Final answer:
To prove that K5 and K3,3 are non-planar using Euler's formula, we substitute the number of vertices and edges into the formula to find the number of faces. For K5, we get 7 faces, which is more than the 5 vertices it has, making it non-planar. For K3,3, we get 5 faces, which is more than the 6 vertices it has, also making it non-planar.
Step-by-step explanation:
Euler's formula states that for any planar graph with v vertices, e edges, and f faces, the relationship v - e + f = 2 holds. In order to prove that K5 and K3,3 are non-planar using Euler's formula, we need to show that they violate this relationship.
For K5:
K5 is the complete graph with 5 vertices, meaning that every vertex is connected to every other vertex. In this case, we have v = 5 and e = 10 (since each vertex is connected to 4 other vertices). Substituting these values into the Euler's formula, we have: 5 - 10 + f = 2. Solving for f, we get f = 7. However, K5 only has 5 vertices, which means it cannot have 7 faces.

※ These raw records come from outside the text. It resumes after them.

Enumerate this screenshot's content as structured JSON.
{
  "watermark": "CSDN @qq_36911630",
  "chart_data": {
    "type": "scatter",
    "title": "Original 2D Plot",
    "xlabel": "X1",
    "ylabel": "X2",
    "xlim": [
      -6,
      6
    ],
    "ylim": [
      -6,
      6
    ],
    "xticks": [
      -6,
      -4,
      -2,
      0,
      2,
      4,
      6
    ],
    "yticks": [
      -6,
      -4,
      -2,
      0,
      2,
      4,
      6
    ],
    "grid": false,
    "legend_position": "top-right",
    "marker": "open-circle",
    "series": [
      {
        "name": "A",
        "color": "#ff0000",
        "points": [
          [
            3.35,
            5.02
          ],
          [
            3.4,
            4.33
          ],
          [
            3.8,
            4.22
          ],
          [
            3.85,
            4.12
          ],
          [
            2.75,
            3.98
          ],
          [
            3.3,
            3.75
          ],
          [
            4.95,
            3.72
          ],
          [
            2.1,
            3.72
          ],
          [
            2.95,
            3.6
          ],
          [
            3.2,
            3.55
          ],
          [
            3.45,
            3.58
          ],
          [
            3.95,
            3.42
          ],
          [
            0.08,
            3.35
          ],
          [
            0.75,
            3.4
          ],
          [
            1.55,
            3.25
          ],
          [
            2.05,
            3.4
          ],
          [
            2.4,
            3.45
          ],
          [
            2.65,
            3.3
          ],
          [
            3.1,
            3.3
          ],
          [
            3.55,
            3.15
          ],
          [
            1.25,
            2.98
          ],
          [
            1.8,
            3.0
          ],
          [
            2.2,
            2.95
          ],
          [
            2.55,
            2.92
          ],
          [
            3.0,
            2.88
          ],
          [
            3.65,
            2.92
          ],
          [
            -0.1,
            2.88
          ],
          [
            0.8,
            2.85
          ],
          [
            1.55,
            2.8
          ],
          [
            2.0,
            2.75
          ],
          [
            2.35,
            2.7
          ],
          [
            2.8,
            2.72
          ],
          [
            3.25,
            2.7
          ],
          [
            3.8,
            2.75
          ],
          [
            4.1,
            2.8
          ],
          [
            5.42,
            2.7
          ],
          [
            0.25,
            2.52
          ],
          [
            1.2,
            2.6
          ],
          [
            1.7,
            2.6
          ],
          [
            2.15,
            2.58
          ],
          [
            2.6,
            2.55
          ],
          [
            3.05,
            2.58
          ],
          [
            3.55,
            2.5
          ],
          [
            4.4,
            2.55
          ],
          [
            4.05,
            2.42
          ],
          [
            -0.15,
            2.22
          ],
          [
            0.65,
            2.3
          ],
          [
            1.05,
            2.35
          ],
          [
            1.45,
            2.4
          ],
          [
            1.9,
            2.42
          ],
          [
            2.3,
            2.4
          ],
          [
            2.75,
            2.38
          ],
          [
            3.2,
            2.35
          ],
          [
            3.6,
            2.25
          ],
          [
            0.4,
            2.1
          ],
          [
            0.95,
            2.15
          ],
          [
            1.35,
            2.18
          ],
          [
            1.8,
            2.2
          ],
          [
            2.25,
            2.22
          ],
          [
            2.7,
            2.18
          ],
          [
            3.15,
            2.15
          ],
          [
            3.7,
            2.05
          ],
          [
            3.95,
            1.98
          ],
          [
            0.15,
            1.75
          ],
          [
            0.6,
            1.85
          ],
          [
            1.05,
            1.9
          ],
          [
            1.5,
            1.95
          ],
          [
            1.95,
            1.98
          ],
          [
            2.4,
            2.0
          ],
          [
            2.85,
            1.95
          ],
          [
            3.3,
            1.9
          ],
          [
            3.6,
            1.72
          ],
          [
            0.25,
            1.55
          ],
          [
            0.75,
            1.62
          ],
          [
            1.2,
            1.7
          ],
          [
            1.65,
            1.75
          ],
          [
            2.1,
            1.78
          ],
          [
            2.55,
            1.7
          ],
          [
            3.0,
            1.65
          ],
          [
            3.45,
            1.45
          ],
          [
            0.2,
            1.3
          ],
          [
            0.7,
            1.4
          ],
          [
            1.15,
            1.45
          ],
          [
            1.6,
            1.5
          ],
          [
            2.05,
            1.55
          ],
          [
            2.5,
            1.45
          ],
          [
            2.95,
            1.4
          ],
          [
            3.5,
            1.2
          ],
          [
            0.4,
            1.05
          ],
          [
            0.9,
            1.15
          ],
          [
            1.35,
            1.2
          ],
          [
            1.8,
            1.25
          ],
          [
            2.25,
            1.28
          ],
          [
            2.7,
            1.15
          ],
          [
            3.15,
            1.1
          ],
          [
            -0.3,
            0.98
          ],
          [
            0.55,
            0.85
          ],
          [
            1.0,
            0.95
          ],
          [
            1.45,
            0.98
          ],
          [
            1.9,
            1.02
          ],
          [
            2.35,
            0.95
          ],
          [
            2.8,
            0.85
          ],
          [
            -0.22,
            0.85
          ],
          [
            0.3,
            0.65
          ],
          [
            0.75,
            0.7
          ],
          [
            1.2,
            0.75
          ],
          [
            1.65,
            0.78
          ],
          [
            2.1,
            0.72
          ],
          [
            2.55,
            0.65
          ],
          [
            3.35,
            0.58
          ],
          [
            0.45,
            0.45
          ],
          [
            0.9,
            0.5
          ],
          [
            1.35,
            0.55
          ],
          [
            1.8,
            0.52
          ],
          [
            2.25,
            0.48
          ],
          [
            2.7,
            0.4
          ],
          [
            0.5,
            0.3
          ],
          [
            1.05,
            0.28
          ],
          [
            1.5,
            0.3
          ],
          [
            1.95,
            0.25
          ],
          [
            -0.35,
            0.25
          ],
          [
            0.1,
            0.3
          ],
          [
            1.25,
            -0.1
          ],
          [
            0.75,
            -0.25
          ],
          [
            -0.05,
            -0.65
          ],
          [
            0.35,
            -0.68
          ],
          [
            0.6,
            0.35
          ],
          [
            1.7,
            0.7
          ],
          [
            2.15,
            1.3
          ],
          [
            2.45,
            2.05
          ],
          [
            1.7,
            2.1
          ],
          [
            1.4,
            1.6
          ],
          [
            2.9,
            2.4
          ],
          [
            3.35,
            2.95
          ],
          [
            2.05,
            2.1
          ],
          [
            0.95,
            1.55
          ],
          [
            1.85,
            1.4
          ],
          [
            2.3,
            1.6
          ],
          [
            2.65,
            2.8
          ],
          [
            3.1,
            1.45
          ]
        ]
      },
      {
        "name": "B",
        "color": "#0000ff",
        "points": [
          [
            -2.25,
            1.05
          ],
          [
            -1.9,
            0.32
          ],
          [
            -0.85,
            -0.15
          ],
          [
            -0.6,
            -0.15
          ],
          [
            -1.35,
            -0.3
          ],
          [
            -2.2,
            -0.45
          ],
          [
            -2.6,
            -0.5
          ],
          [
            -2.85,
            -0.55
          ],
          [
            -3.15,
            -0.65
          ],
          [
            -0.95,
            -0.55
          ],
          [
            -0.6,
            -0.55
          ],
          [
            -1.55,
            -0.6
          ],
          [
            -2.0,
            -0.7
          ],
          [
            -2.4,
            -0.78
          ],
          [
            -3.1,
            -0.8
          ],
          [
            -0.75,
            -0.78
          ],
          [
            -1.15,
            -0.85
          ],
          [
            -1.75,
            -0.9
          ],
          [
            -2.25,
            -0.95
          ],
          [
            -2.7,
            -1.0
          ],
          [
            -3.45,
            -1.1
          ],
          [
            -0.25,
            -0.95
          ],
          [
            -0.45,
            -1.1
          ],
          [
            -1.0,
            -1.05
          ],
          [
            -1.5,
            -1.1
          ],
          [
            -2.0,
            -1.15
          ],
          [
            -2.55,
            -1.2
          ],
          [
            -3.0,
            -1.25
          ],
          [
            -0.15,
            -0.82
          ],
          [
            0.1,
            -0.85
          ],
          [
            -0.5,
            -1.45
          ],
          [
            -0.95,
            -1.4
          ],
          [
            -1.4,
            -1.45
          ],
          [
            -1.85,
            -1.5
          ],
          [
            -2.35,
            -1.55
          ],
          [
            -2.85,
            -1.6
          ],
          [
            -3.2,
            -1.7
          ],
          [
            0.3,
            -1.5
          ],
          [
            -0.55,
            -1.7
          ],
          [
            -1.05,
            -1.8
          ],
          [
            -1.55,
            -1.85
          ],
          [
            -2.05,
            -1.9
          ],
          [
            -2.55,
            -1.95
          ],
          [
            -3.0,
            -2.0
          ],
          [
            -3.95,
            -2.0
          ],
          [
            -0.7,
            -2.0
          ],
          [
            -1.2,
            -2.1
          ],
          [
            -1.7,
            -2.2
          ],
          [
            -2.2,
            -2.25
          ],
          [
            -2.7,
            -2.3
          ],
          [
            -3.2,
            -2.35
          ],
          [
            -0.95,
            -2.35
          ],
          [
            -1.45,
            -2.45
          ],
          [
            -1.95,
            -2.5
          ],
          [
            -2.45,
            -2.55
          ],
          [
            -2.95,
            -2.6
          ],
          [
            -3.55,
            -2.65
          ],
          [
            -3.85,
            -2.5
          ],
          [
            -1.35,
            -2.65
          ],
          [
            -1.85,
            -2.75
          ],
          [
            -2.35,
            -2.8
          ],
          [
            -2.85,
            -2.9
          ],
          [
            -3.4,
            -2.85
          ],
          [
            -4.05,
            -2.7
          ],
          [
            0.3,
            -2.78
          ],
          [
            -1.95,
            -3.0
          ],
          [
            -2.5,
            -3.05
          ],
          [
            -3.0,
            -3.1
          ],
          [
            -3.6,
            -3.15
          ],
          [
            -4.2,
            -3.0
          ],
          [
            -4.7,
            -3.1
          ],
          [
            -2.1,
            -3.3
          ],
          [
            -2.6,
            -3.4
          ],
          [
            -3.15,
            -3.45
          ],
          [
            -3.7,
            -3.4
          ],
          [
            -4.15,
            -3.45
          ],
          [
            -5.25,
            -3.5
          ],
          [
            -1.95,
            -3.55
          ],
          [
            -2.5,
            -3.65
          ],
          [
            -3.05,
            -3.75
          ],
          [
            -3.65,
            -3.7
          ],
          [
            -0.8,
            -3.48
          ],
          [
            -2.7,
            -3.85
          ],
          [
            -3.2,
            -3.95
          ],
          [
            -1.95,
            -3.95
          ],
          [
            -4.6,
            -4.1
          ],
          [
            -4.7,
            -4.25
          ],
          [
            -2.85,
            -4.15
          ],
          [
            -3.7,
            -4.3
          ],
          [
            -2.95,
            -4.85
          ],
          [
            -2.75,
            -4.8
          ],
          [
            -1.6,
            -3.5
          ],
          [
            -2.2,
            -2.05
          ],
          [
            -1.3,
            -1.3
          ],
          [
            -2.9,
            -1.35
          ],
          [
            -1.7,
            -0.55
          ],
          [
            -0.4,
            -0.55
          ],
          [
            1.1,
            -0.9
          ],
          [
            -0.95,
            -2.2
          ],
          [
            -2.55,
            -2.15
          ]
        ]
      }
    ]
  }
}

Therefore, K5 is non-planar.
For K3,3:
K3,3 is the complete bipartite graph with 3 vertices in each partition, meaning that every vertex in one partition is connected to every vertex in the other partition. In this case, we have v = 6 and e = 9 (since each vertex in one partition is connected to all the vertices in the other partition). Substituting these values into the Euler's formula, we have: 6 - 9 + f = 2. Solving for f, we get f = 5. However, K3,3 only has 6 vertices, which means it cannot have 5 faces. Therefore, K3,3 is non-planar.